Marcel Polo, peintre d'un rugby emblématisé
Après Marine Assoumov, je découvre Marcel Polo, un autre peintre du rugby, lui-même ancien joueur. Moins prolifique (du moins d'après la visite de son site) que Marine Assoumov, il travaille dans un autre registre de la peinture, celui qui accentue la pure planéité, l'exposition qui avoue la surface - alors que semble-t-il Marine pratique une peinture de "sculpteur" hantée par la poussée physique d'une troisième dimension, une peinture dynamique fondée sur le débordement par elle-même. Tel n'est apparemment pas le choix de Polo, et c'est une vision bien différente mais pas moins intéressante qu'il nous offre : une vision à la fois spectaculaire (au bon sens du terme, qui indique un rapport contemplatif au regard) et stylisée.
Selon Hegel, la peinture se caractérise et s'extrait du champ plastique par son abstraction, la réduction à deux dimensions. Et l'histoire de la peinture moderne confirme par bien des points l'analyse de Hegel. Cette réduction, loin de se présenter comme un appauvrissement, est au contraire le lieu d'une réflexion sur la dimension absente et toujours évoquée, tantôt creusée comme vide et condition de possibilité par la perspective classique, tantôt contournée, rendue étrange et bouleversée (Cézanne) avant d'être à la fois niée et démultipliée par la peinture cubiste.

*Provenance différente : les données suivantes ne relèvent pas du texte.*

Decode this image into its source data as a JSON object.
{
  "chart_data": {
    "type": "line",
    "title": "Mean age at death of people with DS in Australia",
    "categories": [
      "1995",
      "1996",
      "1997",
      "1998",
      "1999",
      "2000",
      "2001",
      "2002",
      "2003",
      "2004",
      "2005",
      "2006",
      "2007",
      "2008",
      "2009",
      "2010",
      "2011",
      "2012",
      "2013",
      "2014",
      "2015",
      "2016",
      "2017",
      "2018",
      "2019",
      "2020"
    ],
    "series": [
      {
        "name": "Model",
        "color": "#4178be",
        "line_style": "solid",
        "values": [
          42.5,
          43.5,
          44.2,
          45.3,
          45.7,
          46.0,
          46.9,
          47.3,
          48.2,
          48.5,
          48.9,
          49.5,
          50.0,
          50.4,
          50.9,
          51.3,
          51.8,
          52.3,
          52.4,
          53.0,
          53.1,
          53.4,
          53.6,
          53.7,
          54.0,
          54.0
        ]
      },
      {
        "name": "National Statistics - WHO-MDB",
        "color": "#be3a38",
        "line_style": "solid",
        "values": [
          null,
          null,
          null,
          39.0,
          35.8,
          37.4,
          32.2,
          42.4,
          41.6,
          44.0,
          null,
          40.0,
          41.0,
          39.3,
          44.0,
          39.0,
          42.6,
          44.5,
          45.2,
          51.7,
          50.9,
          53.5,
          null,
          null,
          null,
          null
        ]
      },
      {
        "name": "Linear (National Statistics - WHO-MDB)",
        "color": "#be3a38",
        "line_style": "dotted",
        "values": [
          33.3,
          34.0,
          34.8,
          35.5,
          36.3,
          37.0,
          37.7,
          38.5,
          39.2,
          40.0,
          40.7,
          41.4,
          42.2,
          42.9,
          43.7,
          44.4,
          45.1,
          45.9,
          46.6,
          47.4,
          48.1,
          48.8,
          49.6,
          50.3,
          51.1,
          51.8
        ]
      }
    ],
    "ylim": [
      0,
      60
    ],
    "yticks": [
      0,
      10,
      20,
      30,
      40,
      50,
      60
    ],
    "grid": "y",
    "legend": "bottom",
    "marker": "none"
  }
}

Le choix de Marcel Polo, dans ses toiles acryliques fortement colorées et composées mais aussi dans de très épurés et classiques lavis, est de faire sauter le rugby aux yeux de manière emblématique en soulignant paradoxalement le côté "tableau" - fixation, suspension du mouvement, encadrement, canalisation du regard. Paradoxe supplémentaire, mais qui n'est pas sans rappeler la notion même de terrain du jeu : le tableau ici ne déborde pas du cadre, mais il s'y inscrit et le suppose comme constituant. La peinture de Polo vérifie les très belles thèses de Georg Simmel (1) sur le cadre et ses fonctions d'exaltation, de haute concentration du visible avec effet "boomerang" sur l'oeil du spectateur. Des morceaux de corps sont ainsi présentés, nullement déchirés ou tourmentés, nullement arrachés par une violence extérieure au jeu, mais au contraire comme signes et comme métonymies du jeu. Une peinture presque à la limite du blason.
Mais la peinture, c'est un peu comme le rugby, la tauromachie, et l'opéra : il faut aller voir les oeuvres "en chair et en os" et de ses propres yeux. On attend donc l'annonce de la prochaine expo de Marcel Polo.
PS du 20 juin : Marcel Polo annonce sa prochaine expo au Stade de France du 7 septembre au 20 octobre. Vernissage jeudi 6 septembre 18h30, auditorium du village Rugbycolor.
Voir le site de Marcel Polo
1 - Simmel Georg, Le cadre et autres essais, trad. et préf. par Karine Winkelvos, Paris : Gallimard, 2003.